A new paper by John Morley of the University of Virginia School of law, takes a look at the origins of mutual fund regulation, proposing that the body of regulation for open-end funds that emerged from the Great Depression was not necessarily a product of populist and SEC influences, but lobbying by the mutual fund industry itself. Morley's provocative look at the inception of regulation of the investment management industry provides an interesting historical lens through which to view reform efforts today.

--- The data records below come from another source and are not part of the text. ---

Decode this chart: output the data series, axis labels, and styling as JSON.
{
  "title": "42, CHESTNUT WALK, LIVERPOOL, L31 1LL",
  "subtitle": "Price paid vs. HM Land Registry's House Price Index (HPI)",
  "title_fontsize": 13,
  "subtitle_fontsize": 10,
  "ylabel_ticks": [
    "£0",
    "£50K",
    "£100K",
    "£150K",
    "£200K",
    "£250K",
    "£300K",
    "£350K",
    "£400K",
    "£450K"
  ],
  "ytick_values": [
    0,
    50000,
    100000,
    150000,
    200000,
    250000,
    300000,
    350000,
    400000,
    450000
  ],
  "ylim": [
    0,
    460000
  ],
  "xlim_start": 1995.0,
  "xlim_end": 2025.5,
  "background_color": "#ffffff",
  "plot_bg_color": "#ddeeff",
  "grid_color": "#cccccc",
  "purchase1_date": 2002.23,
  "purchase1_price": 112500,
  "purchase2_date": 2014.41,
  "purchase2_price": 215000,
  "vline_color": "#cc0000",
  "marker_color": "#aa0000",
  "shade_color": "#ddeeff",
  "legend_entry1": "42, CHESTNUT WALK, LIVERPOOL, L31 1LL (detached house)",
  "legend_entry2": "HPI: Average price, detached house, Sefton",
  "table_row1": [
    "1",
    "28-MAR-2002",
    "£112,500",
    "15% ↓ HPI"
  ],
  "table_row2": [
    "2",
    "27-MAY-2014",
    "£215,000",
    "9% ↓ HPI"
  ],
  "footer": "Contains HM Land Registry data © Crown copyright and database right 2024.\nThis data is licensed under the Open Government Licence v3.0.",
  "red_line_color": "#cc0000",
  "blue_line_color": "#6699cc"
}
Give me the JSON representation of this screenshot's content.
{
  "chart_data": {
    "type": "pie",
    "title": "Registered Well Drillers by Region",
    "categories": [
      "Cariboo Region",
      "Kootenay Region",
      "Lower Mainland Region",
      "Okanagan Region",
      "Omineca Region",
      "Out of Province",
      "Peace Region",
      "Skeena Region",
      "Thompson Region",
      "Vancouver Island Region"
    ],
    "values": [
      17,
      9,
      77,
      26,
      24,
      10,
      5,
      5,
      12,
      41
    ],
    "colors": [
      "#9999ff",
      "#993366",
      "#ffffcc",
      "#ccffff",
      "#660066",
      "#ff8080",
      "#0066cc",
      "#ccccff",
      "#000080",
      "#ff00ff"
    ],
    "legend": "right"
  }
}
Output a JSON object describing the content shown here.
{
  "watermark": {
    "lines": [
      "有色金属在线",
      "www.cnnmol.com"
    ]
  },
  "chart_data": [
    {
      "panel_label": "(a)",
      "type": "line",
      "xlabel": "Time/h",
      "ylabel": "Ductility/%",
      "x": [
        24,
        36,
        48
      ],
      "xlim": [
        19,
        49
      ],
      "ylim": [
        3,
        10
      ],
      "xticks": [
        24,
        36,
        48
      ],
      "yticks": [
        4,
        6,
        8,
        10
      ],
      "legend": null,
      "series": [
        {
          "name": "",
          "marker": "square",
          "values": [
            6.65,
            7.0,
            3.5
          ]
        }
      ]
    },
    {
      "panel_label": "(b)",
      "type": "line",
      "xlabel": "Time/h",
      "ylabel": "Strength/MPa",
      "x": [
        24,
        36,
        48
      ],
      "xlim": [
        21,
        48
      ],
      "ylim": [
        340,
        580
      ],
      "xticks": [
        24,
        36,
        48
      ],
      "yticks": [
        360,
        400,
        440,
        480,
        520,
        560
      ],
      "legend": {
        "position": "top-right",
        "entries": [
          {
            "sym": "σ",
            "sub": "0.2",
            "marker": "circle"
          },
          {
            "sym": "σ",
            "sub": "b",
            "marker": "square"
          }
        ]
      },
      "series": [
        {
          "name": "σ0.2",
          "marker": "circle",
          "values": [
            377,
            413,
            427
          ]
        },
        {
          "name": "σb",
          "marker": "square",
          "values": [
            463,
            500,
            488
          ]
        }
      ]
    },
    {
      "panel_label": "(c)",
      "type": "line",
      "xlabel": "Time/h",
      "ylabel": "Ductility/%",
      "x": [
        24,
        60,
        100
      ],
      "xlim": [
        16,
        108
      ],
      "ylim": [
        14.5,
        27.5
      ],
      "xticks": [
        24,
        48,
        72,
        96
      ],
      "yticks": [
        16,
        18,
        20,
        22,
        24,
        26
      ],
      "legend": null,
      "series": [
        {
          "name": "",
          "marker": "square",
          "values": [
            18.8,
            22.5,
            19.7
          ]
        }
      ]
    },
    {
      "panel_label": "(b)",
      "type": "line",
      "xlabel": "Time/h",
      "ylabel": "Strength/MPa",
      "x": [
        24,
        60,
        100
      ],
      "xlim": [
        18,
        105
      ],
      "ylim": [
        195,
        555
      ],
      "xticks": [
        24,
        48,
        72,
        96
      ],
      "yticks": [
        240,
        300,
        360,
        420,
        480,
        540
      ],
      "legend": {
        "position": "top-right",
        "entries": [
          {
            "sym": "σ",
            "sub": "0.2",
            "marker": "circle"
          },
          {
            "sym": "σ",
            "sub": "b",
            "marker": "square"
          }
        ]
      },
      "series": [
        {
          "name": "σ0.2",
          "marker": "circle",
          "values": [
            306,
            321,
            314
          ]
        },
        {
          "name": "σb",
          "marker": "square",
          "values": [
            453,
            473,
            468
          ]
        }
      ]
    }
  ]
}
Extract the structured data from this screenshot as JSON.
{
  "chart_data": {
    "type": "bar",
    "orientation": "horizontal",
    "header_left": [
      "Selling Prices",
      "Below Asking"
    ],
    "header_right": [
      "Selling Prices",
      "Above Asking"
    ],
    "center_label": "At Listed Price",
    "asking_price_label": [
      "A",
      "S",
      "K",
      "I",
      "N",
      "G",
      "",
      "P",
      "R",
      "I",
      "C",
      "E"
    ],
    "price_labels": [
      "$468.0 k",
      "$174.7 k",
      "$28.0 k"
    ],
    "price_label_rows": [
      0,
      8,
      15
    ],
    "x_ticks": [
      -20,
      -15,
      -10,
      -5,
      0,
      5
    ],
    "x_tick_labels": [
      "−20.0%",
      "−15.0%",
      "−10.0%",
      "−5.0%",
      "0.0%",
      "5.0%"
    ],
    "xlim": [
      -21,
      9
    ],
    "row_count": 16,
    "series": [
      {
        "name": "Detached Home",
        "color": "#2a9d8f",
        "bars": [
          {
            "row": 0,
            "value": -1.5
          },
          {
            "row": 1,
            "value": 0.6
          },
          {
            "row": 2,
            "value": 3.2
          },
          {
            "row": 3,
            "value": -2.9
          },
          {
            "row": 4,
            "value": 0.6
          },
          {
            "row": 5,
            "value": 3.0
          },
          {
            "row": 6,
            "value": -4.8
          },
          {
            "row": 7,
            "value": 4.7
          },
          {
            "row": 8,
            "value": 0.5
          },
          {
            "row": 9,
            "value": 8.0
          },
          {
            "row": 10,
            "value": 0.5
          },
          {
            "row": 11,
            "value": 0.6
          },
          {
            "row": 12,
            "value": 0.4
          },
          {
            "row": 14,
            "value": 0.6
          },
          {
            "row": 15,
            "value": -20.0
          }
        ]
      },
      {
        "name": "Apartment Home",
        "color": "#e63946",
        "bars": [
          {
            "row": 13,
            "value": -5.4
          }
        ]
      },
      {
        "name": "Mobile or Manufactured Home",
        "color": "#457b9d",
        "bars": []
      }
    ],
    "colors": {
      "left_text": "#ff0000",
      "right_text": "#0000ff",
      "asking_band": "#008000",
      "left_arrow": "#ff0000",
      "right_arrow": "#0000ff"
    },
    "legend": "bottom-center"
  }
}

According to the paper's abstract:
This paper examines how market and political forces interacted to create the American mutual fund industry and its regulation between 1936 and 1942. Contrary to previous scholarly work, this paper argues that the key elements of regulation that now differentiate modern mutual funds from modern hedge funds had their origins in lobbying by the mutual fund industry itself, rather than in populist or public-spirited forces in the SEC or the Roosevelt administration. The largest funds desired to maintain an industry-wide brand for a passive, low-risk style of investing and they sought regulation to maintain this brand. They did so even though some investors rationally might have preferred risky or active styles of investing that regulation ultimately prohibited. An understanding of the industry’s brand-building motivations can explain several puzzling features of mutual fund regulation, including restrictions on borrowing, redemption rights and control over portfolio companies. The mutual fund industry was able to achieve strong agreement on how to influence regulation because the industry had grown into its modern shape well before Congress adopted the current regulatory regime. Evidence from mutual funds’ portfolios, for example, shows that no funds that had any chance of being swept up in the mutual fund tax and regulatory regime in the late 1930s had any substantial interest in the governance or control of their portfolio companies. This paper also examines the key distinguishing feature of modern mutual fund taxation - actual, rather than nominal, distribution of income to shareholders - and shows that it may have originated in an attempt by open-end mutual funds to drain assets from closed-end mutual funds.